Spring cleaning in October


Stephanie liked to cook, and I liked washing the dishes, so those were our primary chores. All the other household work was split approximately 50/50, for the first ten or twelve years of our marriage. I'm a slob and Steph was, I’d say, a mid-level housekeeper, so things were never immaculate in our apartment (like they always are at her parents' home). But we also never descended to the depths of debris (as routinely found in my parents' home, most of my siblings' homes, and always in my apartment, before Steph came along).

Once every six months or so, Stephanie and/or I would go on a cleaning kick, get the apartment super-clean and glistening, and we'd say, "Gosh, this place isn't half bad. We should keep it clean like this all the time." But we never did.

Things got messier, of course, when Stephanie could no longer walk. After that, cooking became the only chore she could do, and the only chore she really wanted to do. Of course, cooking was much more difficult than it had been.

If you'd like the briefest approximation of the difficulties, try opening the fridge from a chair some time, and taking out a carton of milk, or a half dozen eggs. After that, unless you have a wheelchair handy, you'll have to just imagine the challenge of carrying the milk and eggs in your lap while using both hands to roll the wheelchair's wheels toward the counter. And of course, since you're sitting instead of standing, the counter won't be at a comfortable height. We strung an extension cord across the counter, because she couldn't reach the wall outlet to plug in the egg beater or blender. Et cetera, et cetera; absolutely everything about prepping a meal was much, much more difficult than it had ever been before. Making a good dinner became much more difficult, but Steph did it every night.

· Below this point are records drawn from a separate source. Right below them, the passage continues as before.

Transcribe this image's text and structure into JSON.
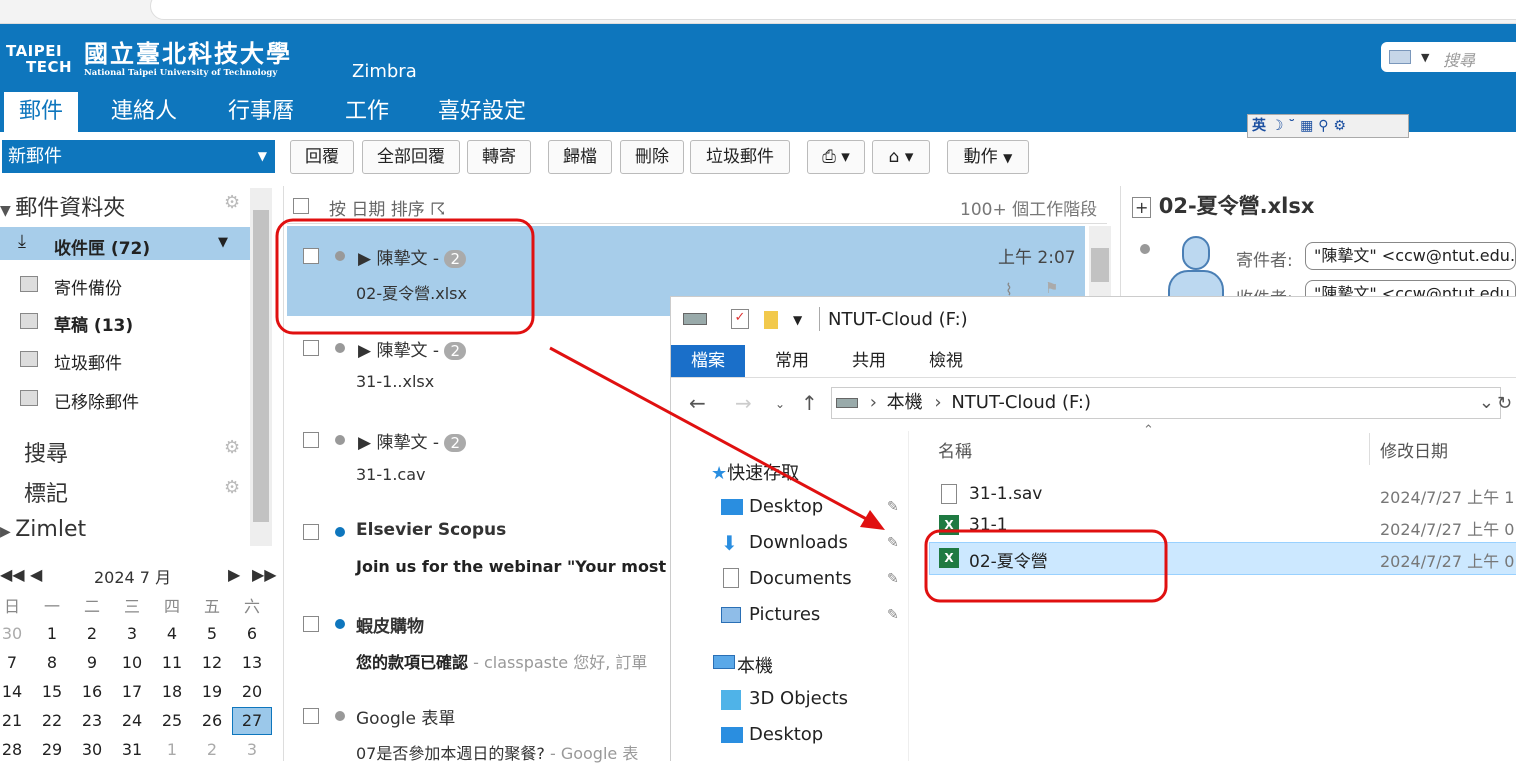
{
  "header": {
    "logo_top": "TAIPEI",
    "logo_bottom": "TECH",
    "logo_cn": "國立臺北科技大學",
    "logo_en": "National Taipei University of Technology",
    "product": "Zimbra",
    "search_placeholder": "搜尋",
    "tabs": [
      "郵件",
      "連絡人",
      "行事曆",
      "工作",
      "喜好設定"
    ],
    "ime": "英 ☽ ˘ ▦ ⚲ ⚙"
  },
  "toolbar": {
    "new_mail": "新郵件",
    "buttons": [
      "回覆",
      "全部回覆",
      "轉寄",
      "歸檔",
      "刪除",
      "垃圾郵件",
      "動作"
    ]
  },
  "sidebar": {
    "folders_header": "郵件資料夾",
    "folders": [
      {
        "label": "收件匣 (72)"
      },
      {
        "label": "寄件備份"
      },
      {
        "label": "草稿 (13)"
      },
      {
        "label": "垃圾郵件"
      },
      {
        "label": "已移除郵件"
      }
    ],
    "search": "搜尋",
    "tags": "標記",
    "zimlet": "Zimlet"
  },
  "calendar": {
    "month_label": "2024 7 月",
    "weekdays": [
      "日",
      "一",
      "二",
      "三",
      "四",
      "五",
      "六"
    ],
    "weeks": [
      [
        "30",
        "1",
        "2",
        "3",
        "4",
        "5",
        "6"
      ],
      [
        "7",
        "8",
        "9",
        "10",
        "11",
        "12",
        "13"
      ],
      [
        "14",
        "15",
        "16",
        "17",
        "18",
        "19",
        "20"
      ],
      [
        "21",
        "22",
        "23",
        "24",
        "25",
        "26",
        "27"
      ],
      [
        "28",
        "29",
        "30",
        "31",
        "1",
        "2",
        "3"
      ]
    ],
    "today": "27"
  },
  "list": {
    "sort_label": "按 日期 排序 ☈",
    "count_label": "100+ 個工作階段",
    "messages": [
      {
        "sender": "陳摯文 -",
        "count": "2",
        "subject": "02-夏令營.xlsx",
        "time": "上午 2:07"
      },
      {
        "sender": "陳摯文 -",
        "count": "2",
        "subject": "31-1..xlsx"
      },
      {
        "sender": "陳摯文 -",
        "count": "2",
        "subject": "31-1.cav"
      },
      {
        "sender": "Elsevier Scopus",
        "subject": "Join us for the webinar \"Your most as"
      },
      {
        "sender": "蝦皮購物",
        "subject": "您的款項已確認",
        "fragment": "- classpaste 您好, 訂單"
      },
      {
        "sender": "Google 表單",
        "subject": "07是否參加本週日的聚餐?",
        "fragment": "- Google 表"
      }
    ]
  },
  "reading": {
    "title": "02-夏令營.xlsx",
    "from_label": "寄件者:",
    "from_value": "\"陳摯文\" <ccw@ntut.edu.",
    "to_label": "收件者:",
    "to_value": "\"陳摯文\" <ccw@ntut.edu."
  },
  "explorer": {
    "title": "NTUT-Cloud (F:)",
    "ribbon": [
      "檔案",
      "常用",
      "共用",
      "檢視"
    ],
    "path_root": "本機",
    "path_drive": "NTUT-Cloud (F:)",
    "col_name": "名稱",
    "col_date": "修改日期",
    "tree": [
      {
        "label": "快速存取"
      },
      {
        "label": "Desktop"
      },
      {
        "label": "Downloads"
      },
      {
        "label": "Documents"
      },
      {
        "label": "Pictures"
      },
      {
        "label": "本機"
      },
      {
        "label": "3D Objects"
      },
      {
        "label": "Desktop"
      }
    ],
    "files": [
      {
        "name": "31-1.sav",
        "date": "2024/7/27 上午 1"
      },
      {
        "name": "31-1",
        "date": "2024/7/27 上午 0"
      },
      {
        "name": "02-夏令營",
        "date": "2024/7/27 上午 0"
      }
    ]
  },
  "annotation": {
    "color": "#e01010"
  }
}
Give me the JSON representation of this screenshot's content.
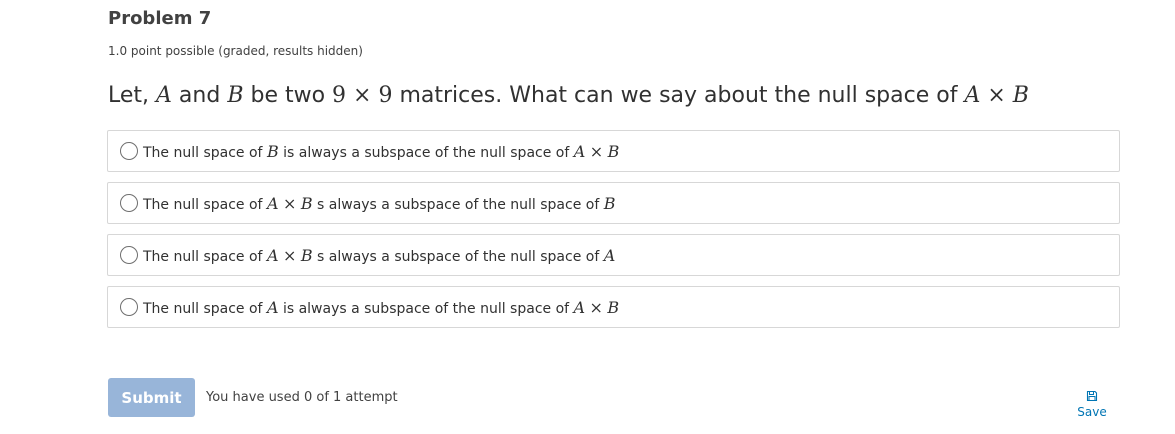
{
  "problem": {
    "title": "Problem 7",
    "points": "1.0 point possible (graded, results hidden)"
  },
  "question": {
    "p1": "Let, ",
    "var_a": "A",
    "p2": " and ",
    "var_b": "B",
    "p3": " be two ",
    "num1": "9",
    "times": "×",
    "num2": "9",
    "p4": " matrices. What can we say about the null space of ",
    "var_a2": "A",
    "times2": "×",
    "var_b2": "B"
  },
  "options": [
    {
      "t1": "The null space of ",
      "m1": "B",
      "t2": " is always a subspace of the null space of ",
      "m2a": "A",
      "m2op": "×",
      "m2b": "B"
    },
    {
      "t1": "The null space of ",
      "m1a": "A",
      "m1op": "×",
      "m1b": "B",
      "t2": " s always a subspace of the null space of ",
      "m2": "B"
    },
    {
      "t1": "The null space of ",
      "m1a": "A",
      "m1op": "×",
      "m1b": "B",
      "t2": " s always a subspace of the null space of ",
      "m2": "A"
    },
    {
      "t1": "The null space of ",
      "m1": "A",
      "t2": " is always a subspace of the null space of ",
      "m2a": "A",
      "m2op": "×",
      "m2b": "B"
    }
  ],
  "footer": {
    "submit_label": "Submit",
    "attempts_text": "You have used 0 of 1 attempt",
    "save_label": "Save",
    "save_icon": "floppy-disk-icon"
  },
  "colors": {
    "submit_bg": "#98b5d9",
    "link": "#0075b4",
    "border": "#d7d7d7"
  }
}
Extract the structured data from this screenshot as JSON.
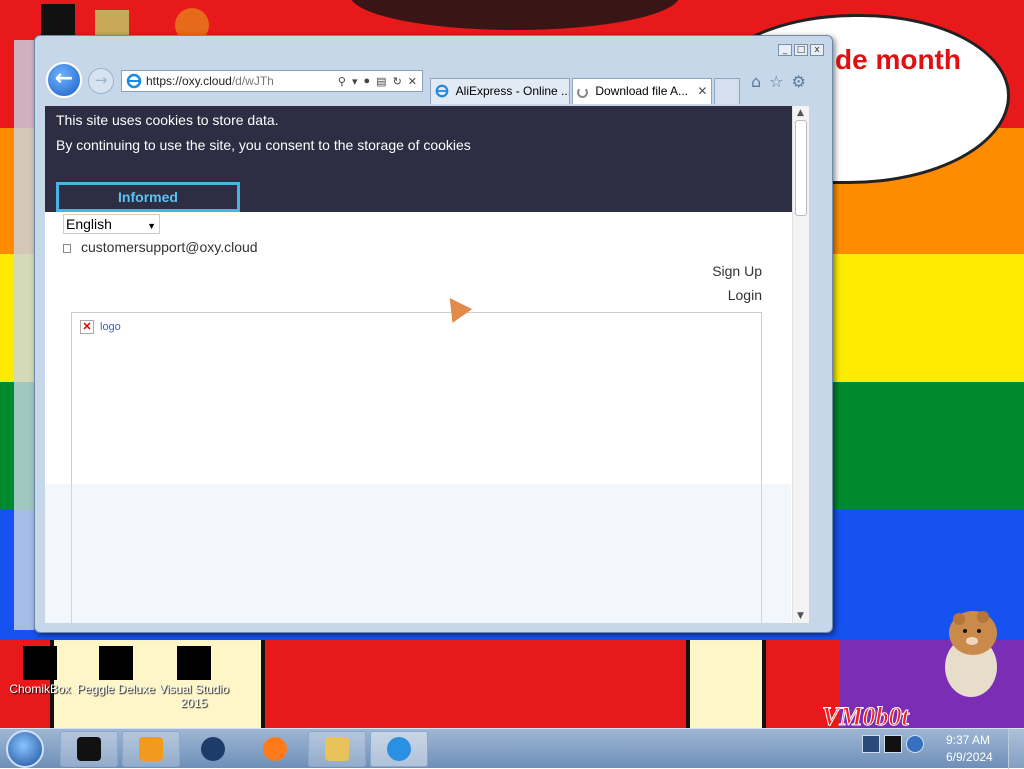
{
  "desktop": {
    "bubble_text": "de month",
    "icons": [
      {
        "label": "ChomikBox"
      },
      {
        "label": "Peggle Deluxe"
      },
      {
        "label": "Visual Studio 2015"
      }
    ],
    "vm_label": "VM0b0t"
  },
  "browser": {
    "address_bar": {
      "url_main": "https://oxy.cloud",
      "url_path": "/d/wJTh"
    },
    "tabs": [
      {
        "label": "AliExpress - Online ..."
      },
      {
        "label": "Download file A..."
      }
    ],
    "window_controls": {
      "minimize": "_",
      "maximize": "□",
      "close": "x"
    }
  },
  "page": {
    "cookie_banner": {
      "line1": "This site uses cookies to store data.",
      "line2": "By continuing to use the site, you consent to the storage of cookies",
      "button_label": "Informed"
    },
    "language_select": {
      "selected": "English"
    },
    "support_email": "customersupport@oxy.cloud",
    "sign_up_label": "Sign Up",
    "login_label": "Login",
    "logo_alt": "logo"
  },
  "taskbar": {
    "clock_time": "9:37 AM",
    "clock_date": "6/9/2024"
  },
  "colors": {
    "cookie_banner_bg": "#2d2d44",
    "informed_accent": "#46b4e8",
    "rainbow": [
      "#e8191b",
      "#ff8c00",
      "#ffeb00",
      "#008a2e",
      "#1652f0",
      "#7a2db5"
    ]
  }
}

All the other household chores fell to me, though, and as already confessed, I'm a slob. So for the last 6-8 years of her life, Steph lived in a messier home than before, and she never complained about it. Once every year or two, I'd go on a cleaning kick and get the place fairly clean, but generally, life was dusty. And with Stephanie gone, I've had next to no interest in keeping the place clean or uncluttered.  

This weekend, for no discernible reason, I've been on a cleaning kick. That's why I haven't written as much as usual the past few days, but trust me, I still have a thousand essays about Stephanie that I'm itching to write. Instead I've been sweeping, mopping, vacuuming, and even scrubbing the accumulated grime off the stove-top.

Looking around the apartment now, standing on a clean carpet, snacking in a tidy kitchen, and breathing the annoying scent of Pine-Sol, Stephanie's voice is almost audible to me. And you know what she's saying? "Gosh, this place isn't half bad. We should keep it clean like this all the time."